As ilhas alimentavam de mão-de-obra um império longínquo que lhes retribuía com generosas quantidades de dinheiro os seus mortos e doentes caídos nas terras quentes dos trópicos 23. Por detrás de todo este discurso emotivo, escondia-se o crescente mal-estar dos proprietários terceirenses confrontados com uma situação de salários agrícolas em alta. As remessas dos emigrantes tiveram um papel fundamental na economia portuguesa da década de 1870, ajudando a criar um boom bancário, um pouco por todo o centro e norte do país 24, que não deixou de ter consequências no mercado financeiro do distrito de Angra, como já referimos em trabalho anterior 25. De 1870 a 1874 regressaram à Terceira, vindos do Brasil e secundariamente dos EUA, 1114 pessoas, de ambos os sexos. Do Brasil chegaram mesmo 97 famílias inteiras. E, se parte delas poderiam ser os destroçados da emigração que voltavam pobres à sua terra natal, uma outra parte seria formada pelos afortunados que tendo alcançado dinheiro suficiente podiam agora dedicar-se a uma vida mais confortável.

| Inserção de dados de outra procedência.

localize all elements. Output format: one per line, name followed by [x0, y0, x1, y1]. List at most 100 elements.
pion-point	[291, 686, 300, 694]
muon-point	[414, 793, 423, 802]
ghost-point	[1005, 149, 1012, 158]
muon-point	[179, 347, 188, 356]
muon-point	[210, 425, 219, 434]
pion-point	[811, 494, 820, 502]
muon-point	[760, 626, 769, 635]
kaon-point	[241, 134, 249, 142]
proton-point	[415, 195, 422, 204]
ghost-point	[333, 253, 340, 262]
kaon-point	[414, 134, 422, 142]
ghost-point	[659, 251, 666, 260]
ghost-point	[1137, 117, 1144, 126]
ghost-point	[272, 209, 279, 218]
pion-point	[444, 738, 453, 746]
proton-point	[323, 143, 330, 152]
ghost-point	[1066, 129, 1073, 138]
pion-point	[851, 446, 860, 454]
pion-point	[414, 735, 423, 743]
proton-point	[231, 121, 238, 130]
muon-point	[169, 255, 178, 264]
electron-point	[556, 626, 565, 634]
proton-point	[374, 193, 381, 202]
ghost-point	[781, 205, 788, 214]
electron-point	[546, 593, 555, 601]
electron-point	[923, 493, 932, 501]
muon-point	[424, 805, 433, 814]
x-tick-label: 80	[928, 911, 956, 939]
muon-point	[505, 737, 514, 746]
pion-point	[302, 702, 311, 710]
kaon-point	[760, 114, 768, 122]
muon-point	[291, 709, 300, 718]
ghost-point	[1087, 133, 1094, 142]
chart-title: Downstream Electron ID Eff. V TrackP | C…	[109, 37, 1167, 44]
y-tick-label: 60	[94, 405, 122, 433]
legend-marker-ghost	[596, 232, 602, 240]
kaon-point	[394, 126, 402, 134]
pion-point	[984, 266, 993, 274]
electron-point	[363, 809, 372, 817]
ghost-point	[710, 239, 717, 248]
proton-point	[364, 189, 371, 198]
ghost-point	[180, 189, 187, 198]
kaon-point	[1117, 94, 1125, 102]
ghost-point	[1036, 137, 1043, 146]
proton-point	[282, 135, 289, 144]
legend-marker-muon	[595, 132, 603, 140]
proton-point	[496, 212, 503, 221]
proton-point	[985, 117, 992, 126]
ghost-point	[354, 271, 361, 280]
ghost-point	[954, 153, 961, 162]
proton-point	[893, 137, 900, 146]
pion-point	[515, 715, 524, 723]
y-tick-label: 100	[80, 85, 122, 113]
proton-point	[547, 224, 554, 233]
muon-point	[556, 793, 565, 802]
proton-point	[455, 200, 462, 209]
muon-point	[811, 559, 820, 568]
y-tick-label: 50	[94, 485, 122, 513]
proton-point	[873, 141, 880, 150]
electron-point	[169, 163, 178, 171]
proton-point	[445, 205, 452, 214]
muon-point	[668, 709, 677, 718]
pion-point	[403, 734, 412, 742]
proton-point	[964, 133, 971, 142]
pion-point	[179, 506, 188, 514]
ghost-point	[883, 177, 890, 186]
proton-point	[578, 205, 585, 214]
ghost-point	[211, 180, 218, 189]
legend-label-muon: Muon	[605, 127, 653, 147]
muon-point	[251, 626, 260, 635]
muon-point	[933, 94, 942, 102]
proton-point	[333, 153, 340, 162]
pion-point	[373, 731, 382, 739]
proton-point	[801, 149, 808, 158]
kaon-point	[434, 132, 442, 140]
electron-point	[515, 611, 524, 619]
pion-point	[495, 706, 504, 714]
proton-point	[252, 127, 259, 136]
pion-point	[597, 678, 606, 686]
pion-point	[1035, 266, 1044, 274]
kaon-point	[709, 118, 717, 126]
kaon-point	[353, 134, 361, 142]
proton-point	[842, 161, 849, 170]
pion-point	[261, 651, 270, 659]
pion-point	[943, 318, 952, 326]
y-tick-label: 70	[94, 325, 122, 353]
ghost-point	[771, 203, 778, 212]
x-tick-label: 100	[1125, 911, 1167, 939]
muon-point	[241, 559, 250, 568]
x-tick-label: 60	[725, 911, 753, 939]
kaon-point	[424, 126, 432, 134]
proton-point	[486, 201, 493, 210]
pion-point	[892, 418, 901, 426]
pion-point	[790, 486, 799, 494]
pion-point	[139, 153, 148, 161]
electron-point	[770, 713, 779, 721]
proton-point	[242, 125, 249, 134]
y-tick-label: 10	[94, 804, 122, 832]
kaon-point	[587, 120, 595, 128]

Durante o mesmo perío-

23 Relatório Apresentado à Junta Geral do Distrito de Angra do Heroísmo na sua Sessão Ordinária de 1877, pelo Governador Civil Barão do Ramalho, Angra: Tip. do Governo Civil, 1877, pp. 25-30. 24 Veja-se, por exemplo, Miriam Halpern Pereira (1982), Livre Câmbio e Desenvolvimento Económico, Lisboa: Sá da Costa, 2ª Ed., pp. 253-264. 25 Paulo Silveira e Sousa (2002), “Gerir o dinheiro e a distinção: as caixas económicas de Angra do Heroísmo e os seus corpos dirigentes (1845-1915)”, Arquipélago (série História), Ponta Delgada, Universidade dos Açores, vol VI, nº 1, pp. 293-346.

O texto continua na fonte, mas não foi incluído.